SanDisk switches from Micron NAND memory to its own in latest version of PCIe flash technology acquired from Fusion-io.

SanDisk Corp. this week introduced its latest PCIe flash storage application accelerator memory cards, integrated with the company's MLC NAND flash technology for I/O intensive workloads.

SanDisk claims its NAND improves price-performance by a factor of four compared to the previous generation.

The new SX350 and SX300 series offer a capacity from 1.25 to 6.4 TB, providing between 225,000 and 340,000 random read IOPs and 345,000 to 385,000 random write IOPs. The cards also have an updated virtual storage layer (VSL) for direct memory access and reduced latency.

The underlying PCIe-based flash hardware for the new memory cards is based on technology that SanDisk obtained from its $1.1 billion Fusion-io acquisition in mid-2014. The SX350 are designed for applications such as high performance computing, data analysis, VDI and seismic data processing.

With this release, SanDisk switched from using Micron NAND technology to its own. SanDisk claims its NAND improves price-performance by a factor of four compared to the previous generation.

"All the memory is moving from Micron to SanDisk NAND," said Robert Callaghan, senior marketing manager for SanDisk's enterprise storage solutions. "The SanDisk NAND gets up to 61 percent lower costs per gigabyte than the ioDrive2 generation. We own the NAND so it will be more cost efficient for our customers."

SanDisk also is making available a Mezzanine series of offerings designed specifically for servers from Hewlett-Packard and Cisco alongside FlashSoft software bundles that combine caching software and flash memory hardware in a single offering.

Jean Bozman, director for infrastructure at analyst firm Neuralytix Inc., said by owning its own NAND SanDisk won't experience supply constraints. According to Bozman, this is the first time the product has SanDisk NAND.

SanDisk is counting on the new products to reverse a downward trend in its PCIe flash business. SanDisk reported earlier this month that revenue for last quarter decreased 12 percent from last year.
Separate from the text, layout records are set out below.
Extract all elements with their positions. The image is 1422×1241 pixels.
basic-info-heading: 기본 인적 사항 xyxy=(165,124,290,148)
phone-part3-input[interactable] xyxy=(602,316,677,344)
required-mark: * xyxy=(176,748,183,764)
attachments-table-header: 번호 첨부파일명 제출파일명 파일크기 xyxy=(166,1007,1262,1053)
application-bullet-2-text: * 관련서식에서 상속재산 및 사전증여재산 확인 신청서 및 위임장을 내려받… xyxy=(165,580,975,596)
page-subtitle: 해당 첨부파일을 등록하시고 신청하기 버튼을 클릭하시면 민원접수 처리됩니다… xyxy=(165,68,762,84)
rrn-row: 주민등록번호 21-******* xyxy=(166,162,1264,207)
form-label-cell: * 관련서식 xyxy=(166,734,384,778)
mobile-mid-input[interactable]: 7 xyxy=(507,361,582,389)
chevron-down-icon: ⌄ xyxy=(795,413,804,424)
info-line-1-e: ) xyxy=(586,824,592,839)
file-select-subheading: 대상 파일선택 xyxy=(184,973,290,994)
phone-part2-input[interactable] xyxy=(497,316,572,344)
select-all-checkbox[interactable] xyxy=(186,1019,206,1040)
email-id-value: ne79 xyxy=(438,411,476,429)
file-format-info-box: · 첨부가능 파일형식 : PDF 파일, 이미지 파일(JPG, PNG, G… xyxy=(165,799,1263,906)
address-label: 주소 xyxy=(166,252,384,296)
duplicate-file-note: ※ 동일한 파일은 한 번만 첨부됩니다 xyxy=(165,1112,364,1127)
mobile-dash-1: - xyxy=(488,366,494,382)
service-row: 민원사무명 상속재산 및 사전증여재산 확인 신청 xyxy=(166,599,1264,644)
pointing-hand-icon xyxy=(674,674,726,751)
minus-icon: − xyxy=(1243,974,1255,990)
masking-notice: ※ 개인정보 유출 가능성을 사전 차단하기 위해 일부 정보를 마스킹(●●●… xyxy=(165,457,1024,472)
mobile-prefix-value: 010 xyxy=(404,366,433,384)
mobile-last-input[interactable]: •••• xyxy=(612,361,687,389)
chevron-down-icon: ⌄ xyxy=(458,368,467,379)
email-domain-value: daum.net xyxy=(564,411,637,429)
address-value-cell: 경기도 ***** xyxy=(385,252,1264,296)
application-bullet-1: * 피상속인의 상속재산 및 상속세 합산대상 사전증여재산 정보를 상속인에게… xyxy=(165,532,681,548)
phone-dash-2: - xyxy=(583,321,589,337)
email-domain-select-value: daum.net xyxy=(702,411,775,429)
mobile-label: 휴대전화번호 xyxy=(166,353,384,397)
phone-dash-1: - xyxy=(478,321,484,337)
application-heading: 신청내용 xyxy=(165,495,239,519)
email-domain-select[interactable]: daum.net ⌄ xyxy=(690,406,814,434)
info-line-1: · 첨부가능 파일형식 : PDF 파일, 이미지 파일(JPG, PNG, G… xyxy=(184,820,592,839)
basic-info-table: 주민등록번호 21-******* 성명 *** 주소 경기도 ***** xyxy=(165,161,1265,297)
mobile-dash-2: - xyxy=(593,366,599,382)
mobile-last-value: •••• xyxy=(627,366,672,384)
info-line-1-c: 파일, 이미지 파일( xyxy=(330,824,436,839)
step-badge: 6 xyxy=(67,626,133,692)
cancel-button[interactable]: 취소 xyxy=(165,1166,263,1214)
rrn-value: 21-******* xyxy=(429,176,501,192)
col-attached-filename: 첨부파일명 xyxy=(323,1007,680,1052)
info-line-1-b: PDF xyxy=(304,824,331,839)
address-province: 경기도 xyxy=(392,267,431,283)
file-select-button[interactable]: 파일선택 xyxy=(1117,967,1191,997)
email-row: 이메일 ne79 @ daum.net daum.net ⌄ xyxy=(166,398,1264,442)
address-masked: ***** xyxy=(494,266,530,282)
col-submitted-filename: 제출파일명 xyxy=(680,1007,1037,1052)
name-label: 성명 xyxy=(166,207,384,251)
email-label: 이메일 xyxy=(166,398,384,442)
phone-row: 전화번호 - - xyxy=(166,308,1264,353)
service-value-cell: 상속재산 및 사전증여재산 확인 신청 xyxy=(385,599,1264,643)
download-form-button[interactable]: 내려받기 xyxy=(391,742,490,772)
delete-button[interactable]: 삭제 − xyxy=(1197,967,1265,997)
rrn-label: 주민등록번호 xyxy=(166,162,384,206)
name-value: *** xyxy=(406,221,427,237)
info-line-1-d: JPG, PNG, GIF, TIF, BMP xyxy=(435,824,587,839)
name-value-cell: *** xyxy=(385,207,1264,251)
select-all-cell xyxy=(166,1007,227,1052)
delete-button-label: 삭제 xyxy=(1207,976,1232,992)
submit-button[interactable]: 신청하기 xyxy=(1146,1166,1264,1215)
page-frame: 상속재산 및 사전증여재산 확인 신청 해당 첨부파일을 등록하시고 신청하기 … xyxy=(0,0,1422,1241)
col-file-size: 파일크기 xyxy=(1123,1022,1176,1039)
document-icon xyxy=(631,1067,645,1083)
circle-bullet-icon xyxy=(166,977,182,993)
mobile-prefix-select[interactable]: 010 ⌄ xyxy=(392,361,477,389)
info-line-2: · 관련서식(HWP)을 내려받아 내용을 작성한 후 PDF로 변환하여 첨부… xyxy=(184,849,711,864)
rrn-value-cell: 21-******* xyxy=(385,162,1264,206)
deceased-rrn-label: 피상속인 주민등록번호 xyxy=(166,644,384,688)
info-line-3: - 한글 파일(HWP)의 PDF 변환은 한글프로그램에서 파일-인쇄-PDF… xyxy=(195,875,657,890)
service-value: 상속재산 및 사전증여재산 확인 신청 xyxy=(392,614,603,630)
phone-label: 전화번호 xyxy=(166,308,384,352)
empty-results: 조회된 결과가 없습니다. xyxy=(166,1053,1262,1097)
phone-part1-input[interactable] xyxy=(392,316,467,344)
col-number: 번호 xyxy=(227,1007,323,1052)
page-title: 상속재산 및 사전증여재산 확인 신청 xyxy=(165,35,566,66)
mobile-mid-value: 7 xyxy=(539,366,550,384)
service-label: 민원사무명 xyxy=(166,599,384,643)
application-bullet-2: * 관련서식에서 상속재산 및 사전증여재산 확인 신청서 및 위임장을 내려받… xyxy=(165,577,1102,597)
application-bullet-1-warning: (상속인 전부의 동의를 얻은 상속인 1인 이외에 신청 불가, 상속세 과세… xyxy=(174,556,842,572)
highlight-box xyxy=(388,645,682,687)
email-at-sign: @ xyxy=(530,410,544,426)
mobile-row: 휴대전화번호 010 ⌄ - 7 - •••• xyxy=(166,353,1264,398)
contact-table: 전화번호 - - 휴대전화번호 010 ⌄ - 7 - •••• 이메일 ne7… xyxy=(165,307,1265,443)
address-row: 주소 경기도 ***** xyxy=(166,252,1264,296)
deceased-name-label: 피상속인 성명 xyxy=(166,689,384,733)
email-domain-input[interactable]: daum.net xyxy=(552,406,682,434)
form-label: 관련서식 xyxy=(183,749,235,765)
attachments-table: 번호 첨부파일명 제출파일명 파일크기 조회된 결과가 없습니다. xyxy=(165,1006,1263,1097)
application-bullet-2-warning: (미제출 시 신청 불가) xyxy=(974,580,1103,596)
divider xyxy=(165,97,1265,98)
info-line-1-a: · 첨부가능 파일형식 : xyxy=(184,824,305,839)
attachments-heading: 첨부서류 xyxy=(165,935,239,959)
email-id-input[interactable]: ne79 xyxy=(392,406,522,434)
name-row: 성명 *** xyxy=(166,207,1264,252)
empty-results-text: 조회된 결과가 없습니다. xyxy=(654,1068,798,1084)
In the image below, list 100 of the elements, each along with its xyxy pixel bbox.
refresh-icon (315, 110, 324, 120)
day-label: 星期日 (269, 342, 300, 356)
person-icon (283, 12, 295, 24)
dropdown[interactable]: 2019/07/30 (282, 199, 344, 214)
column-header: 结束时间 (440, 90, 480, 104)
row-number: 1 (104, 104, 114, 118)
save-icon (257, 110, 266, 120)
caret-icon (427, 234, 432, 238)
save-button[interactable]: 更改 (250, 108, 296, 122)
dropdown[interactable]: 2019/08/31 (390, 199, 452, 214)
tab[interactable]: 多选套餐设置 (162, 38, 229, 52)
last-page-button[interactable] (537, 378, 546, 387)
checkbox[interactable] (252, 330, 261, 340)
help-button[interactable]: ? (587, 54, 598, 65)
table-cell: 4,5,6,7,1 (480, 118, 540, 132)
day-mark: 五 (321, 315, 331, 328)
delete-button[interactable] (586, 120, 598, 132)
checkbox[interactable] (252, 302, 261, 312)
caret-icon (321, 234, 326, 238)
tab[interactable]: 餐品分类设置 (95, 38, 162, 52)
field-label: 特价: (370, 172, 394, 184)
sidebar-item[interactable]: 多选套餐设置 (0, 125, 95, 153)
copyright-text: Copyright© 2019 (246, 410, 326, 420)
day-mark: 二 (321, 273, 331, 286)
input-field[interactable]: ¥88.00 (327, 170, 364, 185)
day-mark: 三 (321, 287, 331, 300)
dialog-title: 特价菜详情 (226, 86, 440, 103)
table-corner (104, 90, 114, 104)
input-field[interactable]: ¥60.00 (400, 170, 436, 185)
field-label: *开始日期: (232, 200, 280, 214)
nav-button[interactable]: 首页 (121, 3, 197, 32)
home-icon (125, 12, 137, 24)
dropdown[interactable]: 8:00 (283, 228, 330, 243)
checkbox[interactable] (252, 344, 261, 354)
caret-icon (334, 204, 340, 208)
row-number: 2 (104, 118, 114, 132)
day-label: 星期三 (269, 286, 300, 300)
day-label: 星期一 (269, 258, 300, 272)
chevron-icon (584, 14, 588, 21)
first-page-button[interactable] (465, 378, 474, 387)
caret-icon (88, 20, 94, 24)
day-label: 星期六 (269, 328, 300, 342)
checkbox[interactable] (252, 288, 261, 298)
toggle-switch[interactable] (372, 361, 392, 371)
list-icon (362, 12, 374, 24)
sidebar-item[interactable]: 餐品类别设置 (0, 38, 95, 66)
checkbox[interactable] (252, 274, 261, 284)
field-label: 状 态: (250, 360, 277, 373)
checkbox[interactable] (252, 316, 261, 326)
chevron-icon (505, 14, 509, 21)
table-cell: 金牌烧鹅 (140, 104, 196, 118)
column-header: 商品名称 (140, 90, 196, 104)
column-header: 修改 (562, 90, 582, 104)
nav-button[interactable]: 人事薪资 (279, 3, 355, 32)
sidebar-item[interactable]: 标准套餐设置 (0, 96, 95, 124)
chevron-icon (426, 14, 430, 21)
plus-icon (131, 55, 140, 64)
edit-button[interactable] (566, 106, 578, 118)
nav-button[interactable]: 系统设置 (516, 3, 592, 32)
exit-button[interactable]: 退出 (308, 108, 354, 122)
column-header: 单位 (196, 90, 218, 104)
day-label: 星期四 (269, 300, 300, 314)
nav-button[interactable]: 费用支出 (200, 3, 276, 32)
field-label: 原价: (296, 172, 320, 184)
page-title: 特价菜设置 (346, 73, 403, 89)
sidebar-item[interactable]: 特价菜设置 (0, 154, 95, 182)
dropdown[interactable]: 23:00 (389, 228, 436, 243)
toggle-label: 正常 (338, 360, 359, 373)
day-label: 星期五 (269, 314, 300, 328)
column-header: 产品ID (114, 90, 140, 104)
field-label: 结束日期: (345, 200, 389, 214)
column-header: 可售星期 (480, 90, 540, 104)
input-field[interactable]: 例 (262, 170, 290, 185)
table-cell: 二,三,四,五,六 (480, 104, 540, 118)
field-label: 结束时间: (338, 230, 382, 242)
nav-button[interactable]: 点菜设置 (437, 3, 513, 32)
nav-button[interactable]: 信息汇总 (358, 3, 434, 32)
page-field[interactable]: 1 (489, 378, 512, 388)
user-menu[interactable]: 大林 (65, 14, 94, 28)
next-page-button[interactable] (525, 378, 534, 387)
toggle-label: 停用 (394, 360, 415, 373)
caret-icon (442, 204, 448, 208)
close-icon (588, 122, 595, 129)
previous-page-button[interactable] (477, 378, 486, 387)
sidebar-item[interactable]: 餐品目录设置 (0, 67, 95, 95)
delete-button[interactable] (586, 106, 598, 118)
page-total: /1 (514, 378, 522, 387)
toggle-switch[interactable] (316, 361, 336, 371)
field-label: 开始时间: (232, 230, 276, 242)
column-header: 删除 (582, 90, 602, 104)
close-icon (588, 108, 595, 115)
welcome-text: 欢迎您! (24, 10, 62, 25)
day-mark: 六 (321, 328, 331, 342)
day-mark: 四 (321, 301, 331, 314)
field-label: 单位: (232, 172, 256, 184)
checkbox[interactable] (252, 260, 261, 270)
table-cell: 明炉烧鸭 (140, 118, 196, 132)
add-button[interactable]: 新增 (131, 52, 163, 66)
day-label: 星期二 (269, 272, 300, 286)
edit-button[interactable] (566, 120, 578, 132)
CEO Sanjay Mehrotra said part of the problem was that customers were switching from server-based PCIe flash storage to less expensive SATA SSDs. He said he hoped the new PCIe flash cards would help solve that problem.

"We are seeing a substantial portion of the PCIe [market] moving to lower cost solutions using enterprise SATA SSDs," Mehrota said during their earnings call.

SanDisk has been the market leader in PCIe flash storage since its acquisition of Fusion-io.